118 Materials and methods Study design An explorative study was undertaken in the Expert Center for adults with OI, Isala Hospital, Zwolle, the Netherlands. The Medical Ethics Committee of the Isala Hospital, Zwolle, the Netherlands, confirmed that the Medical Research Involving Human Subjects Act did not apply (reference number: 200612). All patients with a clinical diagnosis of OI who were invited to take part in this study signed informed consent for participation. Evaluation of bleeding tendency The self-BAT is a self-administered bleeding assessment tool validated in Canada and the Netherlands 12,13 and is based on the International Society on Thrombosis and Haemostasis Bleeding Assessment Tool (ISTH-BAT)14,15. The 14 self-BAT domains cover self-reported events of epistaxis, cutaneous bleeding, minor wounds, haematuria, gastrointestinal bleeds, oral cavity bleeds, prolonged bleeding after trauma, surgeries or tooth extraction, menorrhagia, postpartum haemorrhage, muscle, joint and central nervous system bleeds, and other bleedings.
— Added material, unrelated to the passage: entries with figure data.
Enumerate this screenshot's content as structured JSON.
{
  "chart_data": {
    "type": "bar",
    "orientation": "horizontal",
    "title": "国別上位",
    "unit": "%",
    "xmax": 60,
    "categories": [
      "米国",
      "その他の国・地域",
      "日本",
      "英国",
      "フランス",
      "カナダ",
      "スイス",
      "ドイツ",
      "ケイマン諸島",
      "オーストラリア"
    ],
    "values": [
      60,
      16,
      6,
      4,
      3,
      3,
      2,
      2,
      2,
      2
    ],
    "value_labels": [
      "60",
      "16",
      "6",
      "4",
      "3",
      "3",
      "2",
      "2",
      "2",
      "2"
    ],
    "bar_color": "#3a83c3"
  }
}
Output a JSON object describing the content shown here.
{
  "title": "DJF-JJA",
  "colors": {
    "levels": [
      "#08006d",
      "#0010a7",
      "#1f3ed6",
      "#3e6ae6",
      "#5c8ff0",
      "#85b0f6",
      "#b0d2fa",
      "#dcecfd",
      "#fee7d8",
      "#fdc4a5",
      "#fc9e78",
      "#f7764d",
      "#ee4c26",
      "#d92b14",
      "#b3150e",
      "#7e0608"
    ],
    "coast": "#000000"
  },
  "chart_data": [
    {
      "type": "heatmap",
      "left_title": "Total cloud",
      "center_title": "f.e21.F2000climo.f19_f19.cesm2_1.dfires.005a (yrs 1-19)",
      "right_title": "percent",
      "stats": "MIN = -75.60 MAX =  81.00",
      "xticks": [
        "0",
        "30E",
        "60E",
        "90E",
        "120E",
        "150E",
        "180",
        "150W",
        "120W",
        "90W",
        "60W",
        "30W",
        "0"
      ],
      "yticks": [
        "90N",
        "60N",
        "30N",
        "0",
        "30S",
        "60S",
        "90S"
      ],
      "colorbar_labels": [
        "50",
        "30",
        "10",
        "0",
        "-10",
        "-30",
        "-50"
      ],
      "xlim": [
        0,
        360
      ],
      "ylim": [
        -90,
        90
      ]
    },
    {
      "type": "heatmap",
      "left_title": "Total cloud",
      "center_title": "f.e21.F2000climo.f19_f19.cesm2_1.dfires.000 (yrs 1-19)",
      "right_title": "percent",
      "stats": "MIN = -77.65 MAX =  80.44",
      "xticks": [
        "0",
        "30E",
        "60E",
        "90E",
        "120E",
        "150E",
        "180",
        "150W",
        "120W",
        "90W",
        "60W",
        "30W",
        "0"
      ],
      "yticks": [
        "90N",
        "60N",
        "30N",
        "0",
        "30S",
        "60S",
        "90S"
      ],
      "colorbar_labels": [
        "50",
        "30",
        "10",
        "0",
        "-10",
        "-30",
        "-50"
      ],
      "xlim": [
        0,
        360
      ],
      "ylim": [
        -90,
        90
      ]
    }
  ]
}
Each domain scores from 0 (absence of bleeding symptoms) to 4 (symptoms requiring extensive medical intervention). The distinction between zero points and 1 point is of critical importance since a score of 1 means that the symptom meets the minimal criteria defining a significant bleeding. This distinction between the different scores is described by the ISTH Scientific and Standardization Committee 16 and was independently determined by two trained researchers (KG and GM). Conflicting scores were reassessed and resolved by consensus. A total bleeding score (range 0-56) was calculated by the sum of scores for all BAT domains. A total bleeding score in men ≥ 4 and in women ≥ 6 was defined by Deforest et al. and Punt et al. as an increased bleeding tendency 12,13. In this study, a total bleeding score of >6 was considered an increased bleeding tendency in women. Study population and selection procedure In total, 328 patients with a clinical diagnosis of OI, according to the classification of van Dijk and Sillence 1 known in our centre, were invited to digitally fill in the self-BAT questionnaire between October 2019 and August 2020 (Figure 1). In total, 195 of 328 (60%) questionnaires were filled in and included in the study 17.